September 5, 2009


Finally! Blogger is allowing me to upload again. Forgive my five-month silence and thank you for the gentle - and the not-so-gentle - prompts to keep writing. A day feels incomplete to me until I have poured some words out as my soul seeks to make sense of the world in which I am living.

Now, here, in a land so different from the one in which I have spent most of my life, I need to write more than ever before. As I write, I hold circumstances with all their attendant joys and sorrows up to the brightness of the sun. I peer closely to find meaning in each shifting glint. As I construct sentences and paragraphs, revisiting events and conversations of the day, I glean meaning from the state of affairs that stretch my soul each day. I seek to discard the chaff and, hopefully, retain the nourishing life lessons that shift me closer to being all I can be, giving all that I can give.

There are days when the arrogance of my human soul astounds me as I attempt to draw logical understanding from unutterable suffering. Mostly, there is no sense to be made. On other days, when my soul is tired and needs to rest from trying to understand all it witnesses, I rest from thinking and I just feel. Oh what a relief that is! Even when the feelings are deep and painful and shake me to the core, it is a relief to lay down my need to understand.

I am learning just to be. I am seeking to master the art of breathing slowly and deeply through each minute and each circumstance, no matter what comes my way.

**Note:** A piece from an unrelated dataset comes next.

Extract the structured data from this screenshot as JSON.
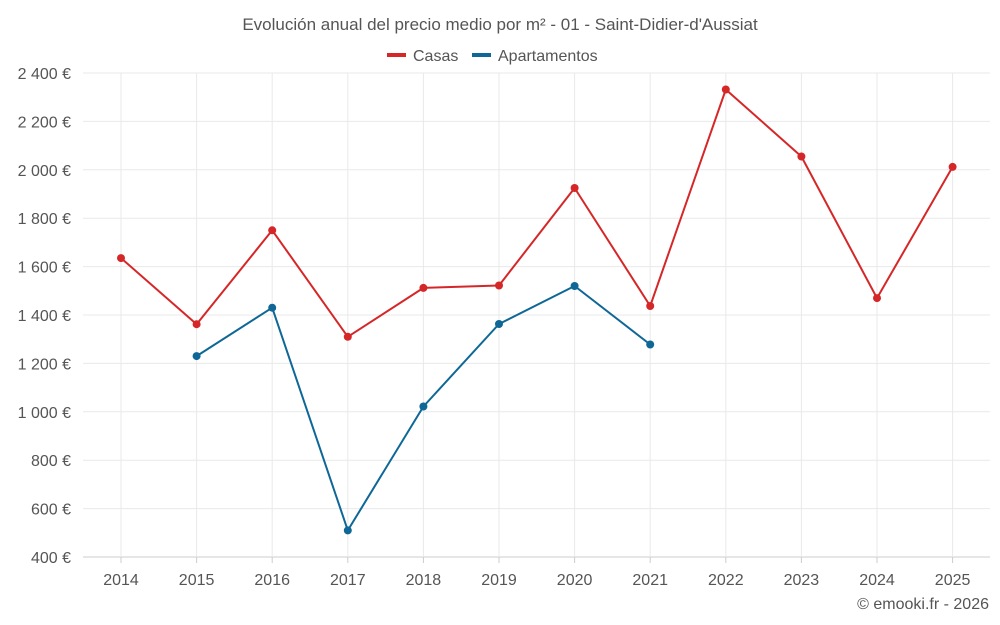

I have entrusted my soul to someone greater and my circumstances to the goodness of the God who designed me for the life I have been called to live. Ah the peace in trusting!

Since my last post, life has moved apace as it only can in Mozambique. I have watched again and again as friends and coworkers grieve the deaths of friends and family members. I have witnessed three Mozambican marriages, welcomed several new babies into the Zimpeto family, moved house for the fourth time this year, sadly farewelled old friends and welcomed new ones.

I had my first run-in with a shapa (public minivan) as its driver tried to squeeze between my vehicle and the truck coming in the opposite direction. The shapa driver was obviously a man of faith – after all, faith is being sure of what we do not see: he tried to get his vehicle through a gap that did not exist and he succeeded. Despite the shapa catching my side mirror, there was no damage to my vehicle. Note to self: never assume two lanes mean two lanes.

Here at the Centre, I continue to struggle with the language, inflicting my appalling but gradually improving grammar on anyone who stops long enough to listen. I will never surrender! The toddlers now occasionally understand and respond to my Portuguese. The teenagers still laugh. Some of the little ones have come close to mastering my name: more “Winda” than Wendy but that’s OK with me, especially when grubby fingers are reaching for a hug while faces beam, content and satisfied and asking for nothing more than a cuddle and a smile. And a song sung to the strumming of my new guitar, sent to me by some school students in Sydney, Australia. Thank you!

Days have turned into weeks and weeks into months as the year flies past. The mild, perfectly pleasant winter is now making way for spring and I am continually challenged to make the most of every moment of my days. And still I can say with all my heart that I would be nowhere else in the world.